During certain times of the day the traffic will back up and these are the times when you get to driving at every level.  Good driving, bad driving, stupid driving, and the worst of all women driving.  The last one just speaks for itself.  Allowing this was truly the worst mistake in American history, well sidelined with allowing them to vote, think, and of course speak their opinions.  If you are a woman and angered by my comments go burn your bra, get a sense of humor, and then go something yourself.

 I remember reading about people being shot over road rage incidents in California while I resided in Colorado.  I thought what kind of a raging lunatic kills someone over traffic.  Now that I live here I understand why I don’t carry a loaded firearm in my car.  If I did my name would be at the beginning of that news article.  Something like, Fknbucky kills eight and was recorded saying “I just need more bullets, I can get them all” at the scene.  There are a lot of reasons for people sucking this much and I’m going to break a few of them down for you.

First of all you have illegal immigrants that have no clue what our driving laws are, what road our signs mean, or the fact that green means go you dumb tan bastard.  We have stop lights here at the end of an onramp that allows two (2) cars at a time to enter the freeway.  When there is a line 40 cars long it really pisses the guy at the end off when 1/2 of the people in front of him only go one car at a time.  Some of you have been there and this is a perfect reason to grab the handle and possibly cock the hammer, but pulling the trigger…..  We aren’t there quite yet.  It gets better.
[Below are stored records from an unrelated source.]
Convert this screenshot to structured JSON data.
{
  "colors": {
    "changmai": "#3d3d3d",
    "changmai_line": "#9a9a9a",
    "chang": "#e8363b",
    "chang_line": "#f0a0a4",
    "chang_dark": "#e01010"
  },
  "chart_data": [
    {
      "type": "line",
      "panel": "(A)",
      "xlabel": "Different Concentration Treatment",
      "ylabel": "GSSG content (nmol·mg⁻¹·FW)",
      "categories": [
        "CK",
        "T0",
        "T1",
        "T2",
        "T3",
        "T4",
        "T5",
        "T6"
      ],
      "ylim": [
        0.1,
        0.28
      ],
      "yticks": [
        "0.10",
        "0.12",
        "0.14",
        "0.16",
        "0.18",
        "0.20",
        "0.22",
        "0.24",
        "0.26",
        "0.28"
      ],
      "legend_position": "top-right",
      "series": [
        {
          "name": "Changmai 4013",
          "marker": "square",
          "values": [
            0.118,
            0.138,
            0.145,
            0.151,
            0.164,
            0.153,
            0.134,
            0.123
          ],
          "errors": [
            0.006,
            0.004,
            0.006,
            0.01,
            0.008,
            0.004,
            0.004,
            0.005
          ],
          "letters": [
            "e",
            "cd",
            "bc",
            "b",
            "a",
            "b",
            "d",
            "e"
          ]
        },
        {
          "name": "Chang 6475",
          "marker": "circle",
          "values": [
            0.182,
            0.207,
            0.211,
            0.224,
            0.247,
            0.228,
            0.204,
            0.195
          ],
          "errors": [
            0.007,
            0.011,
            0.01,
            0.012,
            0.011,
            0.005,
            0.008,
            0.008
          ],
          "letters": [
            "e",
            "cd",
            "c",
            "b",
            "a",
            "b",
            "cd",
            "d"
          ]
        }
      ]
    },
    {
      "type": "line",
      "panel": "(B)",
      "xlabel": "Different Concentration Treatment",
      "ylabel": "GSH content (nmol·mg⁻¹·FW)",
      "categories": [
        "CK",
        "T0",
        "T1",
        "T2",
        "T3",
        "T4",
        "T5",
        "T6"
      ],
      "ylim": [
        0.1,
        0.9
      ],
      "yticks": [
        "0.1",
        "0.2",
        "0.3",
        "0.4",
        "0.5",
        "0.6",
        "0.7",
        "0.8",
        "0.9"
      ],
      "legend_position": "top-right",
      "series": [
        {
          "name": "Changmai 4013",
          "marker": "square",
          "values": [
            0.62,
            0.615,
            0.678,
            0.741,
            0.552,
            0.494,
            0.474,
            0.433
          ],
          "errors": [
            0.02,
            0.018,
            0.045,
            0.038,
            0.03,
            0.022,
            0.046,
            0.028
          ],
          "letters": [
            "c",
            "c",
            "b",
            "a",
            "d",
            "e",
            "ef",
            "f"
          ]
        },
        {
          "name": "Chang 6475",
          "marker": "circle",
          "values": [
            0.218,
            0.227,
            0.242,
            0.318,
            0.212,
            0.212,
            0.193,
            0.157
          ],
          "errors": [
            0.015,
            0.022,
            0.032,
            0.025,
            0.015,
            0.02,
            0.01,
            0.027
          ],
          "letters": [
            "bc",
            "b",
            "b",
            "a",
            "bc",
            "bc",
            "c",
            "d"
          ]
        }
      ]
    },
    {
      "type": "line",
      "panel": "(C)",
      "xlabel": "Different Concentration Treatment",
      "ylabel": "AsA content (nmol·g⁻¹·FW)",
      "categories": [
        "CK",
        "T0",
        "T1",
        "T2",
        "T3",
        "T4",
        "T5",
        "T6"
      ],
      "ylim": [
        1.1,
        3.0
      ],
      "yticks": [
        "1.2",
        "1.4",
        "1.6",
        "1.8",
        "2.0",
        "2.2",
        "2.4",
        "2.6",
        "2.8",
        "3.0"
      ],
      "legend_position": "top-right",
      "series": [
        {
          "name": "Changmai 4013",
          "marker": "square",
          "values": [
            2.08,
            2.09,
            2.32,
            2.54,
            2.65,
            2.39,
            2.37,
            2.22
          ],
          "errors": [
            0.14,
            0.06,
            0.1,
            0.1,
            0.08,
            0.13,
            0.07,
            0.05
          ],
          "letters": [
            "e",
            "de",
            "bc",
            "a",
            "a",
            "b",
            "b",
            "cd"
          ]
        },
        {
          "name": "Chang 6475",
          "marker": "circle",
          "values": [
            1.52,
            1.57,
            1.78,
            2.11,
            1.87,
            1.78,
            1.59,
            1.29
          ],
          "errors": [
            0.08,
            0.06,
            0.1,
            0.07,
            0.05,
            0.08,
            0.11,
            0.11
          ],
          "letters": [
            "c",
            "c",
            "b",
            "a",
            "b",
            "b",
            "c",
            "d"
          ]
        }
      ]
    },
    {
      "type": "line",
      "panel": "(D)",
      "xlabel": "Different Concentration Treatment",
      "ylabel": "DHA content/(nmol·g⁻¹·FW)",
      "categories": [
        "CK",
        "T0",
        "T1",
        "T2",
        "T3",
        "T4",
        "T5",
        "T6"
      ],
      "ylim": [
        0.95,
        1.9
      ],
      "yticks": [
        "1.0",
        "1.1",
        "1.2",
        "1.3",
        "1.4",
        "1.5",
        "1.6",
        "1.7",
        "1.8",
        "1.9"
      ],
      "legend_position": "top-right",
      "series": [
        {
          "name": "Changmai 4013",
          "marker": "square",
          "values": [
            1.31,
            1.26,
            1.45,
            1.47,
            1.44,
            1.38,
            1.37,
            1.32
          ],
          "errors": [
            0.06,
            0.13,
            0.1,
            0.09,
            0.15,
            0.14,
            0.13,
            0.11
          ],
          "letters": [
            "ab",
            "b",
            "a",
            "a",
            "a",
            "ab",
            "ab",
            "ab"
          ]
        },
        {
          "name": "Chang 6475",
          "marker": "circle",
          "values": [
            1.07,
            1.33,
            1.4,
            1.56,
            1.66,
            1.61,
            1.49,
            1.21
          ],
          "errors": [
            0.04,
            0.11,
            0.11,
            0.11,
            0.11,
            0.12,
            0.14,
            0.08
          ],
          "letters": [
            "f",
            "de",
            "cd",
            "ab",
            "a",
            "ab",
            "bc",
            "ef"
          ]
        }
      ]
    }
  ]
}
So once you make it through the bullshit line that takes 10 minutes instead of 5 because of reasons above we move on to the merge onto the freeway.   Actaully “merging” is what our grandparents called it.  Now it is known as you will get in this lane over my dead body.   For some reason the soccer mom with 6 kids in the minivan would rather risk killing everyone on the road than slowing for a split second and allowing a car to “merge” in front of her.  I know right who the hell am I?  I mean 4 lanes of traffic and another car dare to come onto it.  That’s just crazy. 

Luckily our grandparents had some great ideas and put weapons on our cars for these short daily wars.  One weapon used in this war is the all important on/off switch usually located on the left of the steering column.  That sweet little devil controls the all important blinker.  What is a blinker?  Ha ha, the fact that 37.8% of you have no idea means I’m pulling the trigger when I see you next time.   If you don’t slow down and let me in we both come to a point in a   /\   situation and everyone behind us stops and traffic is stuck that much more. 

Quick review women driving was a bad decision.  Illegals immigrants need to learn to read road signs, and blinkers are real and not just there to give tripping high school kids something to look at.  Although they do look pretty cool after 3-4 tabs.  Like I said early on, the anger that swells while driving can never be relayed in a 1200 word blog, but come take a ride with me and I’ll show you.  One last thought before I leave you to think is that guy I just cut off going to follow me home, nail my front door shut, and then drink beer with my neighbors while they burn my house down??

Oh yeah its time to call you out Mr. weave in and out of traffic guy.  You ride my ass so close I can see the snot running out of your cocaine filled nostrils.  Then you pass me so you can cut me off, and not surprisingly take the next exit after cutting across all six lanes of traffic.  This would make sense if you were a doctor and someone’s life depended on it, but considering you drive a1992 toyota corolla, I’m going to guess that isn’t true. 

In fact going out on a limb here, I’m thinking the only place your going is straight to hell when I pump six .357 magnums into your fat stupid head for ruining my morning commute.  The amount of crappy driving is unmeasurable and most likely you are one of idiots out there making me inch closer to an all out meltdown.  It isn’t a tough concept, and in fact just pay attention, allow others to use the road, and if you’re hot make sure you flash 2002 Silver Honda Accords every chance you get.